On February 24th, Ugandan President Yoweri Museveni signed into law a series of bills banning the promotion of homosexuality and making it mandatory to report gays in the country – where punishments for homosexuality are already extreme.
The new laws were highly criticized by Sweden and other donor countries, including neighbouring Norway and Denmark. All three Scandinavian nations immediately halted aid to Uganda.
Sweden has now resumed payments to Uganda on a new plan aiming to support the people, and not the government.
"We did not find it appropriate supporting Uganda’s government, it was immoral sending money to them," Swedish Minister for International Development Hillevi Engström told The Local. "But at the same time we could not stop helping the people."
The new strategy set out by the Swedish government began on July 24th and will support Uganda with 1.35 billion kronor ($195.6 million) for the years 2014-2018.
"The aim is to improve child and maternal health, including sexual and reproductive rights, sustainable growth and employment," Engström continued. "The government also wants to contribute to the strengthening of respect for human rights."
Engström told Swedish news agency TT that exceptions may occur when involving issues such as support to orphaned children's health and schooling.
Concern over LGBT rights in Uganda has been in the media spotlight recently, as the punishments for homosexuality include lifetime in prison or even death.
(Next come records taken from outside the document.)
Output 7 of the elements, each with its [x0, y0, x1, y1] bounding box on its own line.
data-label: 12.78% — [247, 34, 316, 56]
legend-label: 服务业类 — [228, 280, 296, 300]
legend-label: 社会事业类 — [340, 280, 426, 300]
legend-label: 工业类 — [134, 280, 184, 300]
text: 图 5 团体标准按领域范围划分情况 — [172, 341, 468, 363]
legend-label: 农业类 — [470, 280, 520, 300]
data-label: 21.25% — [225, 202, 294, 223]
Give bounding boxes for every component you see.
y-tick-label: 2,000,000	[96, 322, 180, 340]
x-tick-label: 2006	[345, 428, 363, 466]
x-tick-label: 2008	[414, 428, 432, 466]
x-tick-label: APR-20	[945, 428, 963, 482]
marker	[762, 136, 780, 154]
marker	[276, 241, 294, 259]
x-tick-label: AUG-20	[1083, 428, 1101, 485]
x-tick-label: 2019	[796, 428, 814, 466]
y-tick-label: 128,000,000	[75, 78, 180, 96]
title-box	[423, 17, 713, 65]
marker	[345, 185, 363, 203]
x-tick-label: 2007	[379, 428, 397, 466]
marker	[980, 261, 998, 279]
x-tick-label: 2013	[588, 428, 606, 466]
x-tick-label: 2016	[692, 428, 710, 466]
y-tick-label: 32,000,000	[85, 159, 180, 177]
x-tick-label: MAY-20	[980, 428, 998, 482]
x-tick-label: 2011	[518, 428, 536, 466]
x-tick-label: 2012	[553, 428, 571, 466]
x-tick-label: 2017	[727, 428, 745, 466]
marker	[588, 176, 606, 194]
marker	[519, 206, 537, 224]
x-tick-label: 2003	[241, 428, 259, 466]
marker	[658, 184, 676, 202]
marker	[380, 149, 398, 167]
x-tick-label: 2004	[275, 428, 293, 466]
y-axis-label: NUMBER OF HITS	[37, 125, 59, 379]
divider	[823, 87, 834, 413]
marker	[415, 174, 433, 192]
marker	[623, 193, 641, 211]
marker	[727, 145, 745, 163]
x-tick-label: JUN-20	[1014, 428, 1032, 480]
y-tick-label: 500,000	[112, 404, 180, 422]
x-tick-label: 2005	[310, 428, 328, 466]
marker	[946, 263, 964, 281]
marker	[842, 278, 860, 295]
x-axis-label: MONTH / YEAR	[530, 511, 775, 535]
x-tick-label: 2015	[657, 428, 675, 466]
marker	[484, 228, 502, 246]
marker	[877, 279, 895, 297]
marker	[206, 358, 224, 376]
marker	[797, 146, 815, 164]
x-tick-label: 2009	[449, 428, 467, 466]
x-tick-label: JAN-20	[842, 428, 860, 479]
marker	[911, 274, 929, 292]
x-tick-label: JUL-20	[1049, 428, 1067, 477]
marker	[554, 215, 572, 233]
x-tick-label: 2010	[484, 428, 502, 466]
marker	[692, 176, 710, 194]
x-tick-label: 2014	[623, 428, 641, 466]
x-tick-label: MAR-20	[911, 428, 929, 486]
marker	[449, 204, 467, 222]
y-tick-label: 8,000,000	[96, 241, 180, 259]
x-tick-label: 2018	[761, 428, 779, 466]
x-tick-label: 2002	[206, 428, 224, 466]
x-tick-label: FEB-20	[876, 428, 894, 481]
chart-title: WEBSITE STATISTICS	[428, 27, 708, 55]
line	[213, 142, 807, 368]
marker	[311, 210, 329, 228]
Exactly how the aid will benefit LGBT rights under these circumstances has also been a concern.
"We have contacts in the Swedish embassy in Kampala working with and supporting LGBT activists and organizations," Engström told The Local. "The aid will also support these local organizations."
The Swedish International Development Cooperation agency, Sida, will handle the aid and decide with which organizations to work.
The government of Uganda has yet to make a public statement about its views on the matter.